Monthly Musing – November 2017 – Feeling the Cold
“I don’t need my coat,” small daughter assured me, “I’m not cold.” It was early in the morning, there was frost on the ground and she was on her way to school. Of course, this was my cue to launch into full Mum mode:
“It’s freezing!”
“Look at the thermometer, you can see how cold it is!”
“You’re going to make yourself ill” (this one’s not strictly true as you can’t catch a cold from being cold but I always like to throw this one in)
“Everyone else will have a coat on” (usually, “everyone” is the reason for anything happening – “everyone” has got the latest whatever it is, “everyone” else is going, “everyone will look at me” so it’s often a good as a last resort)
“Don’t worry about me,” she said, breezing out of the door, “I don’t feel the cold.”
As I get older, I am slowly learning that there are times that you can tell someone something till you’re blue in the face and they still won’t listen. It’s as if you become invisible white noise in the background. We’ve all been on both sides of that one, closing our ears when it suits us and doing our best to relentlessly hammer home the point on other occasions, frustrated with ourselves and the other person as our words fall on deaf ears.
It’s not easy, especially as I am naturally inclined to want to be helpful, but I am getting better at offering the advice (and I am doing my best these days to wait until I’m asked for it!) and then leaving the other person to get on with it – or not, as the case may be. Sometimes we just like to ask for advice to clarify our own thinking, not because we’re really unsure of what to do, and in those moments it doesn’t really matter what the advice is because it either fits with our own view or it doesn’t. Sometimes we like to canvass several opinions on different occasions before making any moves, sudden or otherwise. There is generally little point in going over and over the same ground; we all like to make our own decisions, and often the more we are pushed the less likely we are to do something (certain salespeople excepted, sadly). As the person offering the advice, you just have to give it and then step away, as if the words are a gift that now belongs to someone else for them to do with what they will.

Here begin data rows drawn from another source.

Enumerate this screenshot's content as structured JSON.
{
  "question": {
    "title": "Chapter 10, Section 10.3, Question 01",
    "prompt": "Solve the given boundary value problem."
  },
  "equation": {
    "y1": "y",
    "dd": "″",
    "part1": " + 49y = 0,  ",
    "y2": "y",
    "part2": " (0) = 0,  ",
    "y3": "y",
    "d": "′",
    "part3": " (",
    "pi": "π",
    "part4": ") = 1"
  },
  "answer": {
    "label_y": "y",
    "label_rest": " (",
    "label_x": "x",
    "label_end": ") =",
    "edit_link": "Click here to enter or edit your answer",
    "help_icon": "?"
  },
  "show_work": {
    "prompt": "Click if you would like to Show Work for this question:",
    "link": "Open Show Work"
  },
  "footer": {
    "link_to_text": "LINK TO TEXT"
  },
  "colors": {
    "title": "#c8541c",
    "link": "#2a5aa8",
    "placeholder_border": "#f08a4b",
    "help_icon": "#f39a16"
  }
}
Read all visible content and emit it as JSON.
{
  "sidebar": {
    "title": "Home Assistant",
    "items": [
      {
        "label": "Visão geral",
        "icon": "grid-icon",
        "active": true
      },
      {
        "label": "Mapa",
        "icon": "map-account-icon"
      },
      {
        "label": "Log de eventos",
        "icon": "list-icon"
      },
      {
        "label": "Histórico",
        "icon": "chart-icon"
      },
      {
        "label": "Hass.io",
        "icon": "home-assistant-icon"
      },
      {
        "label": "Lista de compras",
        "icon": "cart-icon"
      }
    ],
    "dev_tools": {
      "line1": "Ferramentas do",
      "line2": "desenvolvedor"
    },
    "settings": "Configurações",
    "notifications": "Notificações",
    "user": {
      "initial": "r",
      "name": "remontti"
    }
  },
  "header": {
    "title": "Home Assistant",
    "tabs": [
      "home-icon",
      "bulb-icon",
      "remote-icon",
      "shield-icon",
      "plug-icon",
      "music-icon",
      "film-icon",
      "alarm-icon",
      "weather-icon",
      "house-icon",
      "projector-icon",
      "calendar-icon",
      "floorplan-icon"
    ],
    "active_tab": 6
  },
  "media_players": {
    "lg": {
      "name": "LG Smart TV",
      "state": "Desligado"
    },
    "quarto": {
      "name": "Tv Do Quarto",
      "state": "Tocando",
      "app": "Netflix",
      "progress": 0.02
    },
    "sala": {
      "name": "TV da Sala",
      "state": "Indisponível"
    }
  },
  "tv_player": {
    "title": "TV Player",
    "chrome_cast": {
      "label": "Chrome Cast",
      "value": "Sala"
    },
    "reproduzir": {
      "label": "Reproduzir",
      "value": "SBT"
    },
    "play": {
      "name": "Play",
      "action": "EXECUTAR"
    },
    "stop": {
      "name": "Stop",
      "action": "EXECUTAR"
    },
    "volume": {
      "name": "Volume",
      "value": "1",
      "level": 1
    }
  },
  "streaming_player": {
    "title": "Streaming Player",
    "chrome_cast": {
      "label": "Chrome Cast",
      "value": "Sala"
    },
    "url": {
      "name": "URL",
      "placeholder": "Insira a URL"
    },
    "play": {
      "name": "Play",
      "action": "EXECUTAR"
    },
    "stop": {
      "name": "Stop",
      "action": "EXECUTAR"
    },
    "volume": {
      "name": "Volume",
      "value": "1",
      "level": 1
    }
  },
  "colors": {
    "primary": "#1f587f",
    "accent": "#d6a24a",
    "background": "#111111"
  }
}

In small daughter’s case, I knew that she’d discover soon enough that it really is the weather to be wearing a coat and she does feel the cold more than she thinks. By working it out for herself, she’s much more likely to do whatever it is that has been suggested without any screeching on my part involved at all which can only be a good thing for all concerned.
Sure enough, later that same evening as we were going out, she picked up her coat before I could even mention it.
“What? Did you think I wouldn’t be taking my coat? Don’t be daft, Mum, everyone else will be wearing one!”
Hi Christine, love this post as this is a battle I seem to have most days with my teenage son. However it must h
So true…Enjoyed reading!
Were you in our hall this morning Christine?!
Oh to be a parent …and it doesn't get any easier when they are 32 and still live at home!
I remember carrying a coat for teen son when we went to watch Premier league rugby, he said don't both I won't need it, 10mins after sitting down and feeling nice and warm with a coat over my lap a hand came sideways and pulled if off !!! Mum did know best!
been there done that
they've all left the nest now
enjoy it while it lasts
thanx for sharing
Soo good to read, Christine. I couldn't agree more.
With my daughter it was different, though. Strangely, she really didn't need a coat, she seemed to have an invisible oven inside. I battled for a very long time not to interfere when I watched her playing outside in the cold with a glooming red face and frozen-looking fingers, all the while she was totally happy and definitely not cold at all. She never had a cold and was the healthiest child one could think of.
With her I learnt very efficiently not to judge others by my own opinions. – Which hasn't been such a bad lesson, after all.